Bırakalım Özgür Kalsınlar

Küçükken uzun süre baharın gelmesini beklerdim. Bahar gelsin ki hayvanat bahçesine gidelim. Hep aynı hayvanat bahçesine gitmemize ve hep aynı hayvanları görmemize rağmen orayı her ziyaret edişimizde her zaman ilk gittiğimde hissettiğim duyguların aynısını hissediyordum. Aynı heyecan, hayvanları gördüğümde yerinde zor tuttuğum kalbim.

Yıllar geçti,hayvanat bahçesinin önünden bile geçmiyorum artık. Çünkü artık bazı şeyleri görüyorum. Aslanlar ayaklarına gelen yemekleri yemekten, avlanamamaktan obez olmuşlar. Önceden aslan denilince akıllara gelen endamdan sadece yağ tulumları kalmış. Havuza atılan bir fok yalnızlıktan ve bunun getirdiği mutsuzluktan ölmek üzere. Kuşlar ise kafesin diğer tarafına özlemle bakıyor, gökyüzünde uçmanın hayaliyle geçiriyor günlerini. Peki hayvanlar bu durumdayken onları para uğruna bir yerlere kilitlemek, onların bu durumuna göz yummak doğru bir şey mi?

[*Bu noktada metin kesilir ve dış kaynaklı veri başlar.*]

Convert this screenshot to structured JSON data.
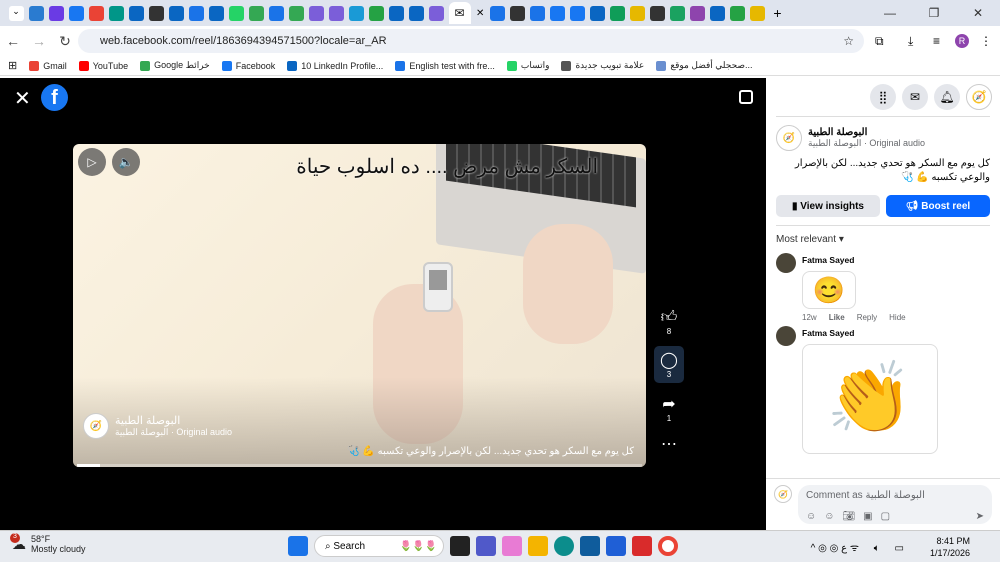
{
  "browser": {
    "tab_colors": [
      "#2a7bd0",
      "#6a3be4",
      "#1877f2",
      "#ea4335",
      "#009688",
      "#0a66c2",
      "#333333",
      "#0a66c2",
      "#1a73e8",
      "#0a66c2",
      "#25d366",
      "#34a853",
      "#1a73e8",
      "#34a853",
      "#7b5ed9",
      "#7b5ed9",
      "#1a9ad6",
      "#25a244",
      "#0a66c2",
      "#0a66c2",
      "#7b5ed9"
    ],
    "active_tab_icon": "envelope-icon",
    "tab_colors_right": [
      "#1a73e8",
      "#333333",
      "#1a73e8",
      "#1877f2",
      "#1877f2",
      "#0a66c2",
      "#0f9d58",
      "#e6b800",
      "#333333",
      "#1aa260",
      "#8e44ad",
      "#0a66c2",
      "#25a244",
      "#e6b800"
    ],
    "url": "web.facebook.com/reel/1863694394571500?locale=ar_AR",
    "bookmarks": [
      {
        "label": "Gmail",
        "color": "#ea4335"
      },
      {
        "label": "YouTube",
        "color": "#ff0000"
      },
      {
        "label": "Google خرائط",
        "color": "#34a853"
      },
      {
        "label": "Facebook",
        "color": "#1877f2"
      },
      {
        "label": "10 LinkedIn Profile...",
        "color": "#0a66c2"
      },
      {
        "label": "English test with fre...",
        "color": "#1a73e8"
      },
      {
        "label": "واتساب",
        "color": "#25d366"
      },
      {
        "label": "علامة تبويب جديدة",
        "color": "#555555"
      },
      {
        "label": "صحجلي أفضل موقع...",
        "color": "#6a8fd0"
      }
    ],
    "profile_initial": "R"
  },
  "reel": {
    "title_overlay": "السكر مش مرض .... ده اسلوب حياة",
    "page_name": "البوصلة الطبية",
    "audio": "البوصلة الطبية · Original audio",
    "caption": "كل يوم مع السكر هو تحدي جديد... لكن بالإصرار والوعي تكسبه 💪 🩺",
    "progress_percent": 4,
    "likes": "8",
    "comments": "3",
    "shares": "1"
  },
  "panel": {
    "page_name": "البوصلة الطبية",
    "audio": "البوصلة الطبية · Original audio",
    "caption": "كل يوم مع السكر هو تحدي جديد... لكن بالإصرار والوعي تكسبه 💪 🩺",
    "view_insights": "View insights",
    "boost_reel": "Boost reel",
    "sort": "Most relevant",
    "comments": [
      {
        "author": "Fatma Sayed",
        "sticker": "😊",
        "time": "12w",
        "like": "Like",
        "reply": "Reply",
        "hide": "Hide"
      },
      {
        "author": "Fatma Sayed",
        "sticker": "👏"
      }
    ],
    "comment_placeholder": "Comment as البوصلة الطبية"
  },
  "taskbar": {
    "temp": "58°F",
    "weather": "Mostly cloudy",
    "badge": "3",
    "search": "Search",
    "time": "8:41 PM",
    "date": "1/17/2026"
  }
}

Hayvanat bahçelerinde her ne kadar hayvanlara iyi bakılsa da,en azından öyle olduğunu düşünsek de, özgür olmayan bir hayvan ne kadar mutlu olabilir ki? Hatta bazı hayvanat bahçeleri var ki koskoca aslanı küçük bir cam fanusun içine kilitleyen suçlular ve güneşin altında içinde hava bile olmayan bir yerde hayatta kalmaya çalışan bir aslanı izlemek için para vermiş suç ortakları buna tanıklık ediyorlar ama umurlarında bile değil.

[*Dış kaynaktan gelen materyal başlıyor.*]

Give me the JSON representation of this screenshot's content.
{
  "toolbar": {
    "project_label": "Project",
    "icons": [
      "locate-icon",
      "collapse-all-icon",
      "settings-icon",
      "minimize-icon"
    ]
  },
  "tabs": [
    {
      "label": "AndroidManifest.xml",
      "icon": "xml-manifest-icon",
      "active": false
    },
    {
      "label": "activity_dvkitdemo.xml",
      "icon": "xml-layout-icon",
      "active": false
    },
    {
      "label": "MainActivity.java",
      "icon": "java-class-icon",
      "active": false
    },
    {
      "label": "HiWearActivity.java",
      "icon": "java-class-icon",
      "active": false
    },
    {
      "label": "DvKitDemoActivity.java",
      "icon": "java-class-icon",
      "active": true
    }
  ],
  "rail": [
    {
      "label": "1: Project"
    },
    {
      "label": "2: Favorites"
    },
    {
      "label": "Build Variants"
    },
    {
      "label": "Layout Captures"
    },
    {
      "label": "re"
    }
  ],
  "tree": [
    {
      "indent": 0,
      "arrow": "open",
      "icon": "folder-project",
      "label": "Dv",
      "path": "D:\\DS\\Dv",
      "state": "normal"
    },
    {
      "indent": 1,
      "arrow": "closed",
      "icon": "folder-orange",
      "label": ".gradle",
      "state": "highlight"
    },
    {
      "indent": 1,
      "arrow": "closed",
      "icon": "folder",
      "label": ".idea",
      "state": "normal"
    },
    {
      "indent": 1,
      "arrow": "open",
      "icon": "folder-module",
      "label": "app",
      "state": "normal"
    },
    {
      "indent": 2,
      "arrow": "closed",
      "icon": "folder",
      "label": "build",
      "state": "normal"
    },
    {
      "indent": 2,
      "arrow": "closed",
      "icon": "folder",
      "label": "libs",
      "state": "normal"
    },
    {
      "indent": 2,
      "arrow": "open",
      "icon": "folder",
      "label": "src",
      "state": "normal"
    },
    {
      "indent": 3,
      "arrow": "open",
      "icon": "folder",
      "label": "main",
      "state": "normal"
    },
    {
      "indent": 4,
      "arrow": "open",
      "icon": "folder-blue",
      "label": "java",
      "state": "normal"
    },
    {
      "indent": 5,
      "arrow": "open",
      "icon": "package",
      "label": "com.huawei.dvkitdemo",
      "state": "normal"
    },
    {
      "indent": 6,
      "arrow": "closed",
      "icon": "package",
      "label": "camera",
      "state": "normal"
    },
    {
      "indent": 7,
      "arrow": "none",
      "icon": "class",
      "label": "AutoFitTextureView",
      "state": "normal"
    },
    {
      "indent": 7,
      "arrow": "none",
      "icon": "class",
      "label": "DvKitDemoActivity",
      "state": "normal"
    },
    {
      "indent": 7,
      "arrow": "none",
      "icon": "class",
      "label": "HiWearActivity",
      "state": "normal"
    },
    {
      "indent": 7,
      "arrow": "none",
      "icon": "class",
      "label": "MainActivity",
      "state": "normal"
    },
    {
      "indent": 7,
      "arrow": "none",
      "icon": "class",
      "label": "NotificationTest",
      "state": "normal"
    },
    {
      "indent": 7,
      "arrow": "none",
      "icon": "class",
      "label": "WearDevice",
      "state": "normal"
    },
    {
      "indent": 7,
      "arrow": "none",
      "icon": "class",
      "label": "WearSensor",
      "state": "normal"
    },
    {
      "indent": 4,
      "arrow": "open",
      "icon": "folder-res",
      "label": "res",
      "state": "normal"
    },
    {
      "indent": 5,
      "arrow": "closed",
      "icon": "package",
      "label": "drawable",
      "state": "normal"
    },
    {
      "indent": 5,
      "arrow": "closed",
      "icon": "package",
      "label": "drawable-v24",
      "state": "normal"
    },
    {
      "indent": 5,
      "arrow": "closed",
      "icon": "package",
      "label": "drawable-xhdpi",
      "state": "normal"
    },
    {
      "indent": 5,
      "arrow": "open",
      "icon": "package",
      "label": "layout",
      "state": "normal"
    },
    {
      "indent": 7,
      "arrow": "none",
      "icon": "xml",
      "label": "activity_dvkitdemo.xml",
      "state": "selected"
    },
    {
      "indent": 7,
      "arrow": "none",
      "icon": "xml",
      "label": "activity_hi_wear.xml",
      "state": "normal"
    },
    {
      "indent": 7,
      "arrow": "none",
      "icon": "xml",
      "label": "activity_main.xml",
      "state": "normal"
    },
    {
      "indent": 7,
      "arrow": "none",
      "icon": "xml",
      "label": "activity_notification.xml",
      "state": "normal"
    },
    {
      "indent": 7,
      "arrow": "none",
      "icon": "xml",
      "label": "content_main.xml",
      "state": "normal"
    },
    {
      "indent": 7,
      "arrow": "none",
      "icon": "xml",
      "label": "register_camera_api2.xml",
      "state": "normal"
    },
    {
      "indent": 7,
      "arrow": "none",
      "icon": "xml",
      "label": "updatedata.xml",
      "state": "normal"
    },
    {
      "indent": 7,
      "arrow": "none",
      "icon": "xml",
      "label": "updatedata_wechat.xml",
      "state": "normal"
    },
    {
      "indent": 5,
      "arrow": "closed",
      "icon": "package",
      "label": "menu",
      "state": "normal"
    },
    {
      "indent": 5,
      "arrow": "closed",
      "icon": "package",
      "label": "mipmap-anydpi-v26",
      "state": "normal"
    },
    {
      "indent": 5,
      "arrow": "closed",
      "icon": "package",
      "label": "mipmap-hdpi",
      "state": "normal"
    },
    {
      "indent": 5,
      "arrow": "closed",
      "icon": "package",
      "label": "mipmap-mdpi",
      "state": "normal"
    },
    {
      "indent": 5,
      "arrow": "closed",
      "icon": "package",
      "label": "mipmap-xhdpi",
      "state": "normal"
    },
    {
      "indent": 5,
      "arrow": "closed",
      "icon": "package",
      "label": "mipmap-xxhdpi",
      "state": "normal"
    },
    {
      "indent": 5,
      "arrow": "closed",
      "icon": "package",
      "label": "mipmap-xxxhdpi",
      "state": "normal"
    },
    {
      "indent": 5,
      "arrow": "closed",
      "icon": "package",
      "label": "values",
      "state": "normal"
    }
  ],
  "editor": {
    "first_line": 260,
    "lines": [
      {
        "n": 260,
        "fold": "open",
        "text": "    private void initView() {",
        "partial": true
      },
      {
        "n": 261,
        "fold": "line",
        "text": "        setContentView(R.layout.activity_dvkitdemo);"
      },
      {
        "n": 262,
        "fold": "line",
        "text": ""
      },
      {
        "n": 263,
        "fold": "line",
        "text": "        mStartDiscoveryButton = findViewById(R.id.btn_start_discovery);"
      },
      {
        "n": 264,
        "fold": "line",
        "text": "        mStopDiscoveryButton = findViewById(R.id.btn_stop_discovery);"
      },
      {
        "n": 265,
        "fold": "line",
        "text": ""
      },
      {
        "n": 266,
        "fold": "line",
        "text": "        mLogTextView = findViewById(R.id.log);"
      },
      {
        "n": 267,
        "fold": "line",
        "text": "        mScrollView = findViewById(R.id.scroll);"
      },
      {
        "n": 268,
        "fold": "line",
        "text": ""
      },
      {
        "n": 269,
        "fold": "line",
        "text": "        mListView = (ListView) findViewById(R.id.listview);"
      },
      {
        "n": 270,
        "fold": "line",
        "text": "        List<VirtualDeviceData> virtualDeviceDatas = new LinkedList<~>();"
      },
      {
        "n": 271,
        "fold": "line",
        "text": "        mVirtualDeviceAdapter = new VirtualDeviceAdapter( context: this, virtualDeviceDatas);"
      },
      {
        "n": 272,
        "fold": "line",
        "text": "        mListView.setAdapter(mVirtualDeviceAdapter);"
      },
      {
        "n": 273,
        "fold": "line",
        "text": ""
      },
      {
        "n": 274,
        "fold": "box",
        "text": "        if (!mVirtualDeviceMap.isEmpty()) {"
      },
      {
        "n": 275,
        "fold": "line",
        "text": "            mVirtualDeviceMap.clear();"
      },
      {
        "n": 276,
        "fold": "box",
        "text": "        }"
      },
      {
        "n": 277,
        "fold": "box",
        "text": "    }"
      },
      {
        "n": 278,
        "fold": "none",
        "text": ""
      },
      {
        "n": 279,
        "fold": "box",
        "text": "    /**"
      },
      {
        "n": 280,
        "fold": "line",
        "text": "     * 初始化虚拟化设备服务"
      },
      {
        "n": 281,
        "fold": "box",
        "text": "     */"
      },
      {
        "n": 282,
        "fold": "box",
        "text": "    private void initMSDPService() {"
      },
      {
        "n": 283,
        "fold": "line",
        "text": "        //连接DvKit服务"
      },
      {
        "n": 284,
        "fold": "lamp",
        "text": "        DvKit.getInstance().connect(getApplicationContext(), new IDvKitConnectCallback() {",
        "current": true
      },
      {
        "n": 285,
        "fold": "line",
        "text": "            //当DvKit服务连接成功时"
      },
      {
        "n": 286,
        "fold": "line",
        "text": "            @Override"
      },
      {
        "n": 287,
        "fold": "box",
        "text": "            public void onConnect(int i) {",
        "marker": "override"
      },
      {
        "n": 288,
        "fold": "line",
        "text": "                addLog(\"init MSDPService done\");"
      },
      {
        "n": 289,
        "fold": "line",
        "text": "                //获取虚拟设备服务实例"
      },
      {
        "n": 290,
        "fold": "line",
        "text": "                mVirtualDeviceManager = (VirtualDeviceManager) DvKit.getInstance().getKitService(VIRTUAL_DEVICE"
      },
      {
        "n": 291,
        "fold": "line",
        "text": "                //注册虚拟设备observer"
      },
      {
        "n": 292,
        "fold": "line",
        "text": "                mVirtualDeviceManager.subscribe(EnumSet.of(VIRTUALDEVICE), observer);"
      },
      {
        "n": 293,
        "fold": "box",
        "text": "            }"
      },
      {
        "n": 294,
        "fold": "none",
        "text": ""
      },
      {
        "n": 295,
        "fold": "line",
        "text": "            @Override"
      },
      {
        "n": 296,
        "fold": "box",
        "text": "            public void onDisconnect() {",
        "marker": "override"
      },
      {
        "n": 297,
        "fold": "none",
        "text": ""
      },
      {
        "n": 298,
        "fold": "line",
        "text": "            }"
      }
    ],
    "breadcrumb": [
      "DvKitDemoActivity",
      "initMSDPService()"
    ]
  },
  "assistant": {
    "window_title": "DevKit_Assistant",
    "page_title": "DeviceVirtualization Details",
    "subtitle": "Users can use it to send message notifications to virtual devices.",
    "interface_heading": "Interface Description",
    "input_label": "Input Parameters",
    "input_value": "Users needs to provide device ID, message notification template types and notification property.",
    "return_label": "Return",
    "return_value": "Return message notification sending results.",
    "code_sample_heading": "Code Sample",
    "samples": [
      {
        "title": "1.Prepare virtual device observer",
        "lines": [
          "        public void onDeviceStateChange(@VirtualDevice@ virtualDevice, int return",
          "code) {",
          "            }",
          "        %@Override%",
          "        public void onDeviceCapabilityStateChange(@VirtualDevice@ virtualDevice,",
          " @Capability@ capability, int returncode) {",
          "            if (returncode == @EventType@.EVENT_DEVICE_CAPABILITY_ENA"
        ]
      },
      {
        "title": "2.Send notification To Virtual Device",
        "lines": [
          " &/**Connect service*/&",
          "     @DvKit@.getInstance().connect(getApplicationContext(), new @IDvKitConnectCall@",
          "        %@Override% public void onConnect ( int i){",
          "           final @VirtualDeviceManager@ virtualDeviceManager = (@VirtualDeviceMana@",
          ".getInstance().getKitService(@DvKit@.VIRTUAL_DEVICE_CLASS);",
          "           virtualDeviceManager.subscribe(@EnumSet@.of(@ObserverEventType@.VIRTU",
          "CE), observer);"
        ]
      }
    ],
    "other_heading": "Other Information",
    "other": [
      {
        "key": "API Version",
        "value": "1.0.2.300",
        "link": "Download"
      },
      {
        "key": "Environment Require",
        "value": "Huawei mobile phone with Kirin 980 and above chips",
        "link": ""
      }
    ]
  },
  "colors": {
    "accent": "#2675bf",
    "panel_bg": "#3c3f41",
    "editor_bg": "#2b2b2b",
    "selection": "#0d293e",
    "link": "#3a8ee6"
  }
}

Bazılarınız belki benim düşüncelerime katılmayacaksızın, belki de karşı çıkacaksınız. Büyük ihtimalle de ilk diyeceğiniz cümle, ”Hayvanat bahçeleri olmasa o kadar hayvanı nasıl görebiliriz ki?” olacak. Bu konuda size hak veriyorum. her bir hayvanı onun habitatına gidip görmek yıllarımızı alır. Bu yüzden biraz araştırma yaptım.

Çin’in en ünlü hayvanat bahçesi olan Lehe Ledu Wildlife Zoo’da pek çok farklı türden nesli tükenme tehlikesiyle karşı karşıya olan vahşi hayvan yaşıyor. Bu hayvanlar, farklı ülkelerdeki akrabalarının aksine bu hayvanat bahçesinde koruma altındalar ve kafeslerin ardında değil, serbest dolaşım alanlarında yaşıyorlar. Ziyaretçiler mi? Onlar bu doğa harikası canlıları bir kamyonun kasasında çelik kafeslerin ardında ya da otobüsün içinde gezerek görebiliyorlar. “İnsan”at Bahçesi de diyebiliriz bu tesise! Keşke tüm hayvanat bahçeleri bünyesindeki canlılara böyle geniş yaşam alanları sağlayabilse.Böylece hem  hayvanları görmek için kilometrelerce uzağa gitmemize gerek kalmaz hem de hayvanları ”hayvan” olmaktan alı koymayız.